The economy can certainly absorb the influx of holiday shopping and more people will be home to vote or know sufficiently in advance to request absentee ballots. Holiday-focused shows, events, classroom content, sales promotions, etc., can all help drive educated participation and motivate the population to be more informed of the candidates and positions. We can build a national message that leverages our past mistakes (from both parties) to enforce the importance of education, participation and the role of the populace to mandate responsible, effective government.
This new holiday will encourage our schools and media to educate and emphasize the responsibilities of the electorate to maintain the health of our democracy. With all due respect to exceptional educators, the national evidence of the past eight years proves that our educational and media system has failed our democracy. There is no better learning example of what can go wrong than the George W. Bush administration and how we failed to prevent its actions. As we re-educate our nation, imagine the potential quiz questions.
n Of these six acts by the Bush administration, which one is actually permissible under the Constitution?
n True or false, Vice President Dick Cheney controlled and determined more executive and policy decisions than President Bush?
n What is the estimated level of global competitiveness America forfeited that is directly attributed to the No Child Left Behind program?
n Extra credit essay: Defend either statement using at least five reference points — "In presenting the justification for invading Iraq, the Bush administration was a) incompetent or b) intentionally lied to the nation?
We face a long, hard uphill climb. Only by acknowledging our collective failure and recognizing how national apathy enables single-minded individuals to manipulate a nation, can we begin to heal our nation and to rebuild our economic and national strength. George W. Bush Day, will stress the patriotic duty of every American to fight through the propaganda, misinformation, irrational logic, bias news sources and then to question everything by participating in the debate and discussion required for a healthy and evolving democracy.

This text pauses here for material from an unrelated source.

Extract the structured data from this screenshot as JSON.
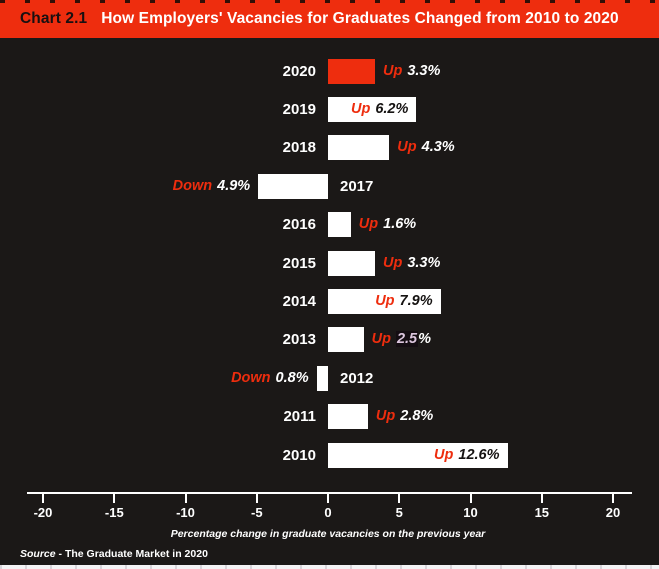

Communism taught in school shows how intelligent and educated people accepted the misguided logic and rational of a communist government and how most chose to follow, rather than question or fight back. We learned how the mass majority in these countries were driven into a rut by the ruling powers and were incapable of climbing out. We had always assumed that America was immune to this type of behavior. Well, America has proven that we too, can be led into a national rut. America needs to acknowledge and constantly remind ourselves what happened during the George W. Bush administration. The many manipulative acts of this administration must never be forgotten. We can never ignore how the conservative faction took a large lever labeled "faith" and drove it deep into the nation where it touched enough of the populace so too many of us aligned behind the calculated power grab. Then the national outrage from the 9/11 attacks was leveraged to accelerate our democratic demise as more citizens were driven into a deeper national rut, executive power expanded, and the conservative agenda enacted.